O dia da eleição
A vitória dos democratas nas eleições presidenciais norte-americanas foi precedida de uma campanha eleitoral extremamente tensa, recheada de insultos e de violenta acrimónia, que refletiu bem a grande divisão interna e as contradições enfrentadas pelos Estados Unidos, exacerbadas pelo nunca resolvido problema racial.
Nada pôde travar a queda irreversível do candidato republicano, que já era crismado popularmente como "the continental liar". Duas coisas favoreceram na verdade o candidato democrata: a sua preocupação com verdade, a sua honestidade pessoal na vida pública e a sua veemente denúncia de um governo republicano corrupto, extravagante e subserviente aos ricos.
E foi assim que os democratas voltaram em 1884 à presidência da União e foi assim que Grover Cleveland se tornou nesse ano o 22.º presidente dos Estados Unidos.
A razão para recordarmos hoje uma eleição tão distante num mundo tão diferente e numa sociedade tão mudada está no facto de este sufrágio ter sido o tema de um poema do grande Walt Whitman, "Election Day, November 1884", o único poema que conheço a saudar e prestar homenagem à majestosa beleza das eleições democráticas por sufrágio universal, essa conquista popular de que às vezes não sabemos medir suficientemente a importância e a necessidade.
Whitman proclama que a mais forte e poderosa imagem do mundo novo, que é para o poeta a América e a democracia, não está nas "ilimitadas pradarias", nos "poderosos lagos" ou nas volumosas correntes dos rios da sua terra, mas antes na "fervilhante humanidade" ("this seething hemispher's humanity") e na "tranquila e pequena voz a vibrar" ("the still small voice vibrating") que ele vê surgirem no "American"s choosing day", o dia da eleição, esse enfrentamento entre todas as terras e gentes da União, essa chuva de votos ("final ballot-shower") como uma queda de neve ("the countless snow-flakes falling"), em que as escolhas se fazem por um conflito sem armas ("swordless conflict"), através da escolha de todos ("peaceful choice of all"), contrariamente ao que eram as guerras de Roma ou de Napoleão.
Por certo, não encontramos aqui uma humanidade reconciliada consigo própria, milagrosamente a vibrar em harmonia: o bem e o mal ("or good or ill humanity") vêm acima nesta luta e, dialeticamente, cabe-nos até aceitar o que nos repugna ("welcoming the darker odds, the dross"), pois toda essa mesma escória irá servir para fermentar e purificar o vinho do resultado ("foams and ferments the wine? It serves to purify"). Como o poeta diz num verso que sintetiza bem o nosso estado de espírito diante de algumas eleições cruciais: enquanto o nosso coração bate ofegante, a vida resplandece ("while the heart pants, life glows").

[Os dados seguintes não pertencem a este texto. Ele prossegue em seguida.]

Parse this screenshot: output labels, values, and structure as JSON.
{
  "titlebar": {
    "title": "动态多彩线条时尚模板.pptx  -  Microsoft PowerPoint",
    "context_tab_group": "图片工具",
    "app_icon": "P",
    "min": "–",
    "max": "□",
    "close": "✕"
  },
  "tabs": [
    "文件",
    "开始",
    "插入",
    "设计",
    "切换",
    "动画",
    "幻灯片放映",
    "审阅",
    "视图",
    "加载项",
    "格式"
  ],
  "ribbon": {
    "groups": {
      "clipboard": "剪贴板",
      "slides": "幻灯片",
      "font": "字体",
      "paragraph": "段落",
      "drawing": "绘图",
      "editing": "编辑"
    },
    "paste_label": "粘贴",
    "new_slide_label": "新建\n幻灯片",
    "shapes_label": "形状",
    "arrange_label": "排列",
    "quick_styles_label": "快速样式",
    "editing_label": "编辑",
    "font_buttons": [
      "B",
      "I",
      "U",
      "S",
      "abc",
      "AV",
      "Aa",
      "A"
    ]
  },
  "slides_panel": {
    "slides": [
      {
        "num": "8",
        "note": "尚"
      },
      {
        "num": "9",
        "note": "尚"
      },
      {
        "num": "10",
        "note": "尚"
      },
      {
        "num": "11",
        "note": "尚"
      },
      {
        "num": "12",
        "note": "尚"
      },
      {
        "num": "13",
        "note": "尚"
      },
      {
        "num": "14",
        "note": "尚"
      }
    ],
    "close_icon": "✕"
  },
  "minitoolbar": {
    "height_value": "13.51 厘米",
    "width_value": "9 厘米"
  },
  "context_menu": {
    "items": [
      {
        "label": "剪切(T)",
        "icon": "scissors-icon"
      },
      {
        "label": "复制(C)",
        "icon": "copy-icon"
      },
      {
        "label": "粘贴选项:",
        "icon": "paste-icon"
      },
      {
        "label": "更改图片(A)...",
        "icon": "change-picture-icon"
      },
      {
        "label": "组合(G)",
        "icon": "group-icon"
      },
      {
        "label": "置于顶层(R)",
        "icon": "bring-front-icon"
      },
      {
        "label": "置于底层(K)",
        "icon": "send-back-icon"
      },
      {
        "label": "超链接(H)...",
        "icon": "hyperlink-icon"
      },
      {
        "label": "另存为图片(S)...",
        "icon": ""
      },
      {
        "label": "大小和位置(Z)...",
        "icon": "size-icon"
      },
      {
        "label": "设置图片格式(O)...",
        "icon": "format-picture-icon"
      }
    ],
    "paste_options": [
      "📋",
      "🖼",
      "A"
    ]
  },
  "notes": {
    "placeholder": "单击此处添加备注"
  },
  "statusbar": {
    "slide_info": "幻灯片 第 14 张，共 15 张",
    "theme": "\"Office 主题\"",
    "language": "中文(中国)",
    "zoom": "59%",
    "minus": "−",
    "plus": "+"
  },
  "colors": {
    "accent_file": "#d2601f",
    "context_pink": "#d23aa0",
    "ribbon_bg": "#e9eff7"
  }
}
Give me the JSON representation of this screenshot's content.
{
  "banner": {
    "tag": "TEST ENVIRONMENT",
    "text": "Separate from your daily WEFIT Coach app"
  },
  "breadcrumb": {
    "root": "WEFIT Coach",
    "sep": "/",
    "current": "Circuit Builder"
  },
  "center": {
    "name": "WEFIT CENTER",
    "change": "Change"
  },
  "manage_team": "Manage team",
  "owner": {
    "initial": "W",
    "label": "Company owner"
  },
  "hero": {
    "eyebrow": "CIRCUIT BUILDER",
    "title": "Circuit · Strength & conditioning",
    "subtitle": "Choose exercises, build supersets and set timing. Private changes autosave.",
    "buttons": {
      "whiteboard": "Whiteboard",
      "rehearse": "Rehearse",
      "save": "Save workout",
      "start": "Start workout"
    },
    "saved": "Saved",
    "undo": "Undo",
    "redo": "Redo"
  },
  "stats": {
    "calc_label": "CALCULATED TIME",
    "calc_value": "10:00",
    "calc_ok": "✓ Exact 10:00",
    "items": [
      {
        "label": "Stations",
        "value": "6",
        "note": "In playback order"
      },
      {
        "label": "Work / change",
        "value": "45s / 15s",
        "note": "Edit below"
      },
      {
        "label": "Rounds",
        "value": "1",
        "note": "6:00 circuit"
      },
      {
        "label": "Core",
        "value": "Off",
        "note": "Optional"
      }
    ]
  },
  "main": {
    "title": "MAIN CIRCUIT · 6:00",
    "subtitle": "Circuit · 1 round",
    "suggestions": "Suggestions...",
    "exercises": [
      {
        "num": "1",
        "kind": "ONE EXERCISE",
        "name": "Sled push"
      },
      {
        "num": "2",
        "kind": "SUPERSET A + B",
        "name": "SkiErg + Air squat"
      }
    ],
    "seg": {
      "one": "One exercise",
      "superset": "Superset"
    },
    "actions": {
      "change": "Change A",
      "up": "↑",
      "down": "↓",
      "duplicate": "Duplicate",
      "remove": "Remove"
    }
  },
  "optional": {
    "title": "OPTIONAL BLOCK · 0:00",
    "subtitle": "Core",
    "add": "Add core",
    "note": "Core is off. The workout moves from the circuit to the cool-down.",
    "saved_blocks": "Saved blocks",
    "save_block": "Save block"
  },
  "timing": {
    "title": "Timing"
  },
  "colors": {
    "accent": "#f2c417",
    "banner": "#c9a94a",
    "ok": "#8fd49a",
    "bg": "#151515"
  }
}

Harold Bloom disse algures que Whitman era o pai e a mãe da imaginação americana, o profeta e o maior celebrante do que poderíamos chamar a religião americana. Eu não acredito em religiões americanas nem em credos nacionais, mas não me custa aceitar que existe um imaginário americano e que esse imaginário permeou o mundo moderno e tornou aquilo a que poderíamos chamar, na esteira da Weltliteratur de Goethe, o imaginário do mundo, em algo que os sonhos e as criações dos Estados Unidos, para o melhor e para o pior, atravessaram e muitas vezes modelaram.

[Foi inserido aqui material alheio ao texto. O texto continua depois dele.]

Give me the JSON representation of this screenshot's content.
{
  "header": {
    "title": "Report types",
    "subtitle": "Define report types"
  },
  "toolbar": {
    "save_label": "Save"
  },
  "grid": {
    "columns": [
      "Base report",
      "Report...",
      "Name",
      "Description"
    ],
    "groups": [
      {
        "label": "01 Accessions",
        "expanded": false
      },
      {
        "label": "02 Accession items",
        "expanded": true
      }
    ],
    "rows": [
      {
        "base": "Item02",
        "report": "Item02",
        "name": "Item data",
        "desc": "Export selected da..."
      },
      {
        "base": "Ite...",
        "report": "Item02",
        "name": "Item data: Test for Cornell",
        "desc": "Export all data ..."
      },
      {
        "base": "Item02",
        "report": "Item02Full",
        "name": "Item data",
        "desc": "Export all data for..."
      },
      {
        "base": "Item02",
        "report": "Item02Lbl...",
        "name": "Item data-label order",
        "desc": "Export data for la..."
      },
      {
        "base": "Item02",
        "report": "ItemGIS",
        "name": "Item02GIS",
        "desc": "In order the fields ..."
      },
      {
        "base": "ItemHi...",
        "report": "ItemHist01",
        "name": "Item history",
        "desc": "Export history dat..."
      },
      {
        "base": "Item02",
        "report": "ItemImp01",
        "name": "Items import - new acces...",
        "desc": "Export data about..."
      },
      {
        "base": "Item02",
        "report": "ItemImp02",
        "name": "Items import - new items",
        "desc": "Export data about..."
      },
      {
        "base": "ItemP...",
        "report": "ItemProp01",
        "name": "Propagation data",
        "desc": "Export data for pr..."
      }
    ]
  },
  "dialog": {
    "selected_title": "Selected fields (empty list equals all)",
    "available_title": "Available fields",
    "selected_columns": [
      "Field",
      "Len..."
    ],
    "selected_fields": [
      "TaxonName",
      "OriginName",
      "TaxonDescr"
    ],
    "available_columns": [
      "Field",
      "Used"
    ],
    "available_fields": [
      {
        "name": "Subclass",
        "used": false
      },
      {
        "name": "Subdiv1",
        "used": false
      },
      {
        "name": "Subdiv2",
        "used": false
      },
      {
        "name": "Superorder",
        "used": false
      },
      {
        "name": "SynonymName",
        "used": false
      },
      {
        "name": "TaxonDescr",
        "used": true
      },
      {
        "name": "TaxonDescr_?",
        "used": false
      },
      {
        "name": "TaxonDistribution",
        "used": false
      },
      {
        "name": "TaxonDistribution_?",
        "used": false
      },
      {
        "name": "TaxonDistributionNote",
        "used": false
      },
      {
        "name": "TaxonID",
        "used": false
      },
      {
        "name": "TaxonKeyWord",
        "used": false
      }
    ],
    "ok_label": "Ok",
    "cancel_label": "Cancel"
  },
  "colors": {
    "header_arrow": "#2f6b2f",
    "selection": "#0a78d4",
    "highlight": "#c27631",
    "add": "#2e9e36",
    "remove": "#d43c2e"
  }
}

O Mr. Smith que vai para Washington, no filme de Frank Capra, denunciar a corrupção e a degradação da democracia junta-se ao falso cínico Rick, que parte de Casablanca para lutar contra o fascismo, a fazerem coro com a enorme sede de justiça de todos os discursos emancipatórios da história, de Voltaire a Karl Marx, de Lincoln a Mandela. A minha infância foi povoada pelos fantasmas, talvez capitalistas, do Pato Donald, mas também pelas vitórias da pequena Dorothy sobre as bruxas do mal, no Feiticeiro do Oz, esplendorosas como as das forças americanas a derrotar os nazis, que eu lia nas revistas antigas do meu avô. São os povos que podem derrotar os "darker odds, the dross" que a história engendra. Foi o povo americano que derrotou Trump.
Dedico este artigo à minha neta luso-americana.